Latest Acquisitions Top $6.8B Buying Spree
Evergrande is buying a project in Haikou, the capital of Hainan province, along with associated loans for RMB 8.6 billion; another in the city of Huiyang, near Shenzhen in Guangdong province for RMB1.1 billion; and two developments in Wuhan, the capital of Hubei province for a total of RMB 3.8 billion; all from New World.
In its announcement to the stock market, the top-five mainland developer pointed out that all the projects purchased had some unique selling points. The Haikou location is described as enjoying outstanding sea views and proximity to the city government, while the Wuhan developments are praised for being convenient to the central business district in the capital of Hubei province.
In Huiyang, the project is said to include an existing golf course and to be within one hour’s drive of Shenzhen and its growing high tech economy. Evergrande has already amassed a significant land bank in Shenzhen, where prices for new homes have surged by 40 percent in the last year, according to official government figures.
However potentially valuable the projects may be, they also represent fresh financial commitments for Evergrande, which has already committed to $6.8 billion in acquisitions this year, according to company announcements.
In addition to the deal for Chinese Estate’s Mass Mutual Tower in Hong Kong, during October Evergrande also bought a project in Chongqing from a consortium of three Hong Kong developers, including Chinese Estates. That transaction was preceded in July by Evergrande’s HK$6.5 billion ($839 million) acquisition of three development projects in Chengdu, Sichuan province from Chinese Estates subsidiary Evergo Holdings (China).
In addition to these property deals, in late November Evergrande agreed to acquire a fifty percent stake in domestic insurer Great Eastern Life Assurance (China) Co Ltd for RMB 3.9 billion ($617 million).
Evergrande Needs to Repay $16 Billion in Next 12 Months
For the acquisitions from New World, Evergrande took the unusual approach of paying for the projects on the installment plan, just as it had agreed for its purchase of the Mass Mutual Tower earlier in the month. Evergrande will be paying New World for all four projects in a series of five installments over the next two years.
The installment approach likely represents an attempt by Evergrande to build up its portfolio of assets while juggling a balance sheet that is already highly leveraged, with the company said to have $16 billion in debt coming due in the next 12 months.

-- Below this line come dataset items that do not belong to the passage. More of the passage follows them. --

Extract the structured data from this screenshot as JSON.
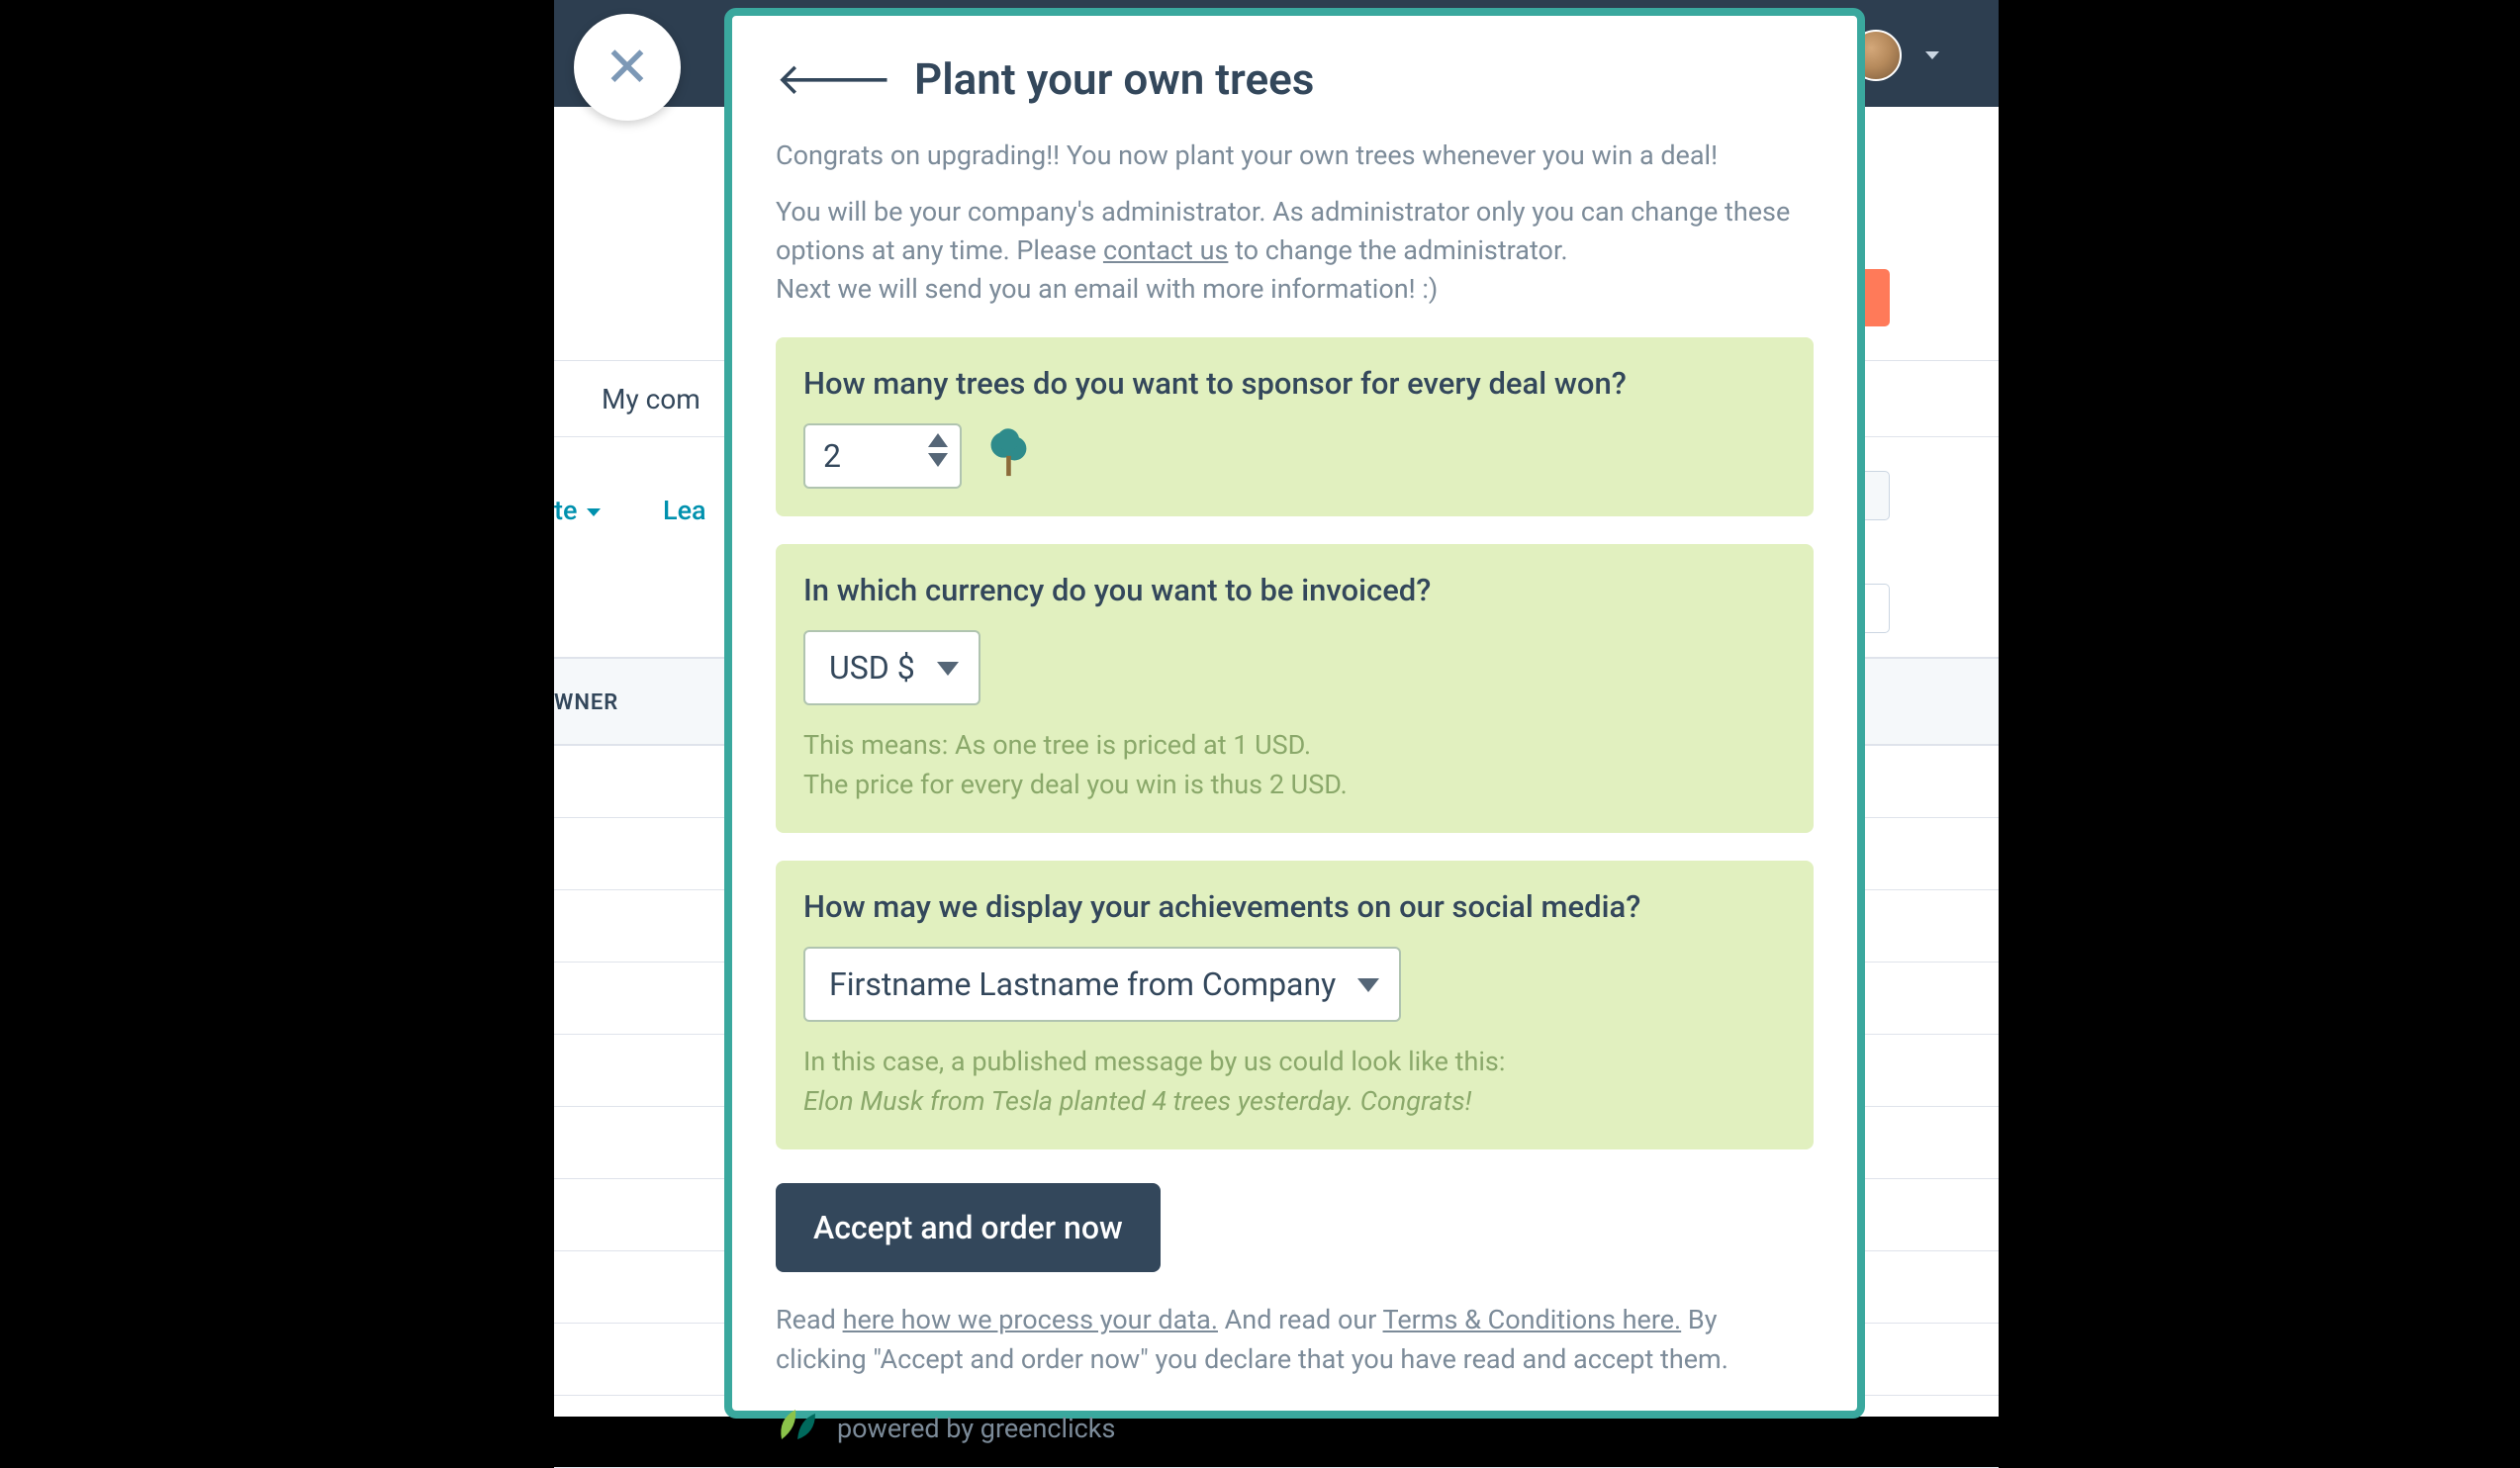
{
  "modal": {
    "title": "Plant your own trees",
    "intro1": "Congrats on upgrading!! You now plant your own trees whenever you win a deal!",
    "intro2a": "You will be your company's administrator. As administrator only you can change these options at any time. Please ",
    "contact_link": "contact us",
    "intro2b": "  to change the administrator.",
    "intro3": "Next we will send you an email with more information! :)"
  },
  "trees": {
    "question": "How many trees do you want to sponsor for every deal won?",
    "value": "2"
  },
  "currency": {
    "question": "In which currency do you want to be invoiced?",
    "selected": "USD $",
    "hint1": "This means: As one tree is priced at 1 USD.",
    "hint2": "The price for every deal you win is thus 2 USD."
  },
  "social": {
    "question": "How may we display your achievements on our social media?",
    "selected": "Firstname Lastname from Company",
    "hint1": "In this case, a published message by us could look like this:",
    "example": "Elon Musk from Tesla planted 4 trees yesterday. Congrats!"
  },
  "accept": {
    "button": "Accept and order now",
    "read": "Read ",
    "data_link": "here how we process your data.",
    "and": " And read our ",
    "terms_link": "Terms & Conditions here.",
    "tail": " By clicking \"Accept and order now\" you declare that you have read and accept them."
  },
  "powered": "powered by greenclicks",
  "bg": {
    "tab": "My com",
    "filter1": "te",
    "filter2": "Lea",
    "col": "WNER"
  }
}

According to an analysis in the Wall Street Journal following the acquisitions from New World, “Evergrande’s reported net debt to equity ratio was 86%. But count perpetual bonds as debt instead of equity, and that level is actually 230%. The industry average is 80%, according to Deutsche Bank.”

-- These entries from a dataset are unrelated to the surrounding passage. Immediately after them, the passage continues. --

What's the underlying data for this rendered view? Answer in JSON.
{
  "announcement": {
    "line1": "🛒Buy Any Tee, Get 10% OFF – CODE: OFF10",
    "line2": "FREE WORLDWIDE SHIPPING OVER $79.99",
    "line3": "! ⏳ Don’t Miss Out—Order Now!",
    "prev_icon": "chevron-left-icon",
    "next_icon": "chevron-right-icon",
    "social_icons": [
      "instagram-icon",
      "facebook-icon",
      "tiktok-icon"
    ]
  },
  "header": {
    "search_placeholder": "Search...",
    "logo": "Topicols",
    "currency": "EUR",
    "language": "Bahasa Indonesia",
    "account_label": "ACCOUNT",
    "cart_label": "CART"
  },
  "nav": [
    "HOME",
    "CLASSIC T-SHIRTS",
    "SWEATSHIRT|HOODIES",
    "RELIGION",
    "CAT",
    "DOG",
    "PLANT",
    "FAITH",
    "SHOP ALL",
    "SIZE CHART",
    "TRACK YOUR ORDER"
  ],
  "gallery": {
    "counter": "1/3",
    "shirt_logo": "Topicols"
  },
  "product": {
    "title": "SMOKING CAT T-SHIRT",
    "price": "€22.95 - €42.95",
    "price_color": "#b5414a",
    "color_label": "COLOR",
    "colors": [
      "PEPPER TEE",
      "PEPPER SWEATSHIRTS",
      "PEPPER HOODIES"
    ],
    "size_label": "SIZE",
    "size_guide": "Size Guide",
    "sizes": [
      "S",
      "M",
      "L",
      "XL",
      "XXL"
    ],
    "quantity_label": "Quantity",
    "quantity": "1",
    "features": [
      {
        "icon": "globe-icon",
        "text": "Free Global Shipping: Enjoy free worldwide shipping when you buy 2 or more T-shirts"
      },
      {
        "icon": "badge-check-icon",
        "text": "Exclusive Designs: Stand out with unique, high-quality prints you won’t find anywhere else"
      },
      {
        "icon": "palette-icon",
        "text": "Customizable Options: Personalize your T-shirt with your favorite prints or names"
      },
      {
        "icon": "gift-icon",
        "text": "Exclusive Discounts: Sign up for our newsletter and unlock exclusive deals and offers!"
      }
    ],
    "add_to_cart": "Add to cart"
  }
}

Credit agencies were also skeptical of this latest set of deals. “Evergrande’s acquisitive appetite puts pressure on its weak liquidity profile and will keep its debt leverage elevated,” Franco Leung, a senior analyst with Moody’s Investor Service commented.
However, Moody’s also pointed out that Evergrande could potentially fund at least part of the cost of these latest acquisitions from pre-sales of its existing pipeline of properties, after the developer reported strong contracted sales last month.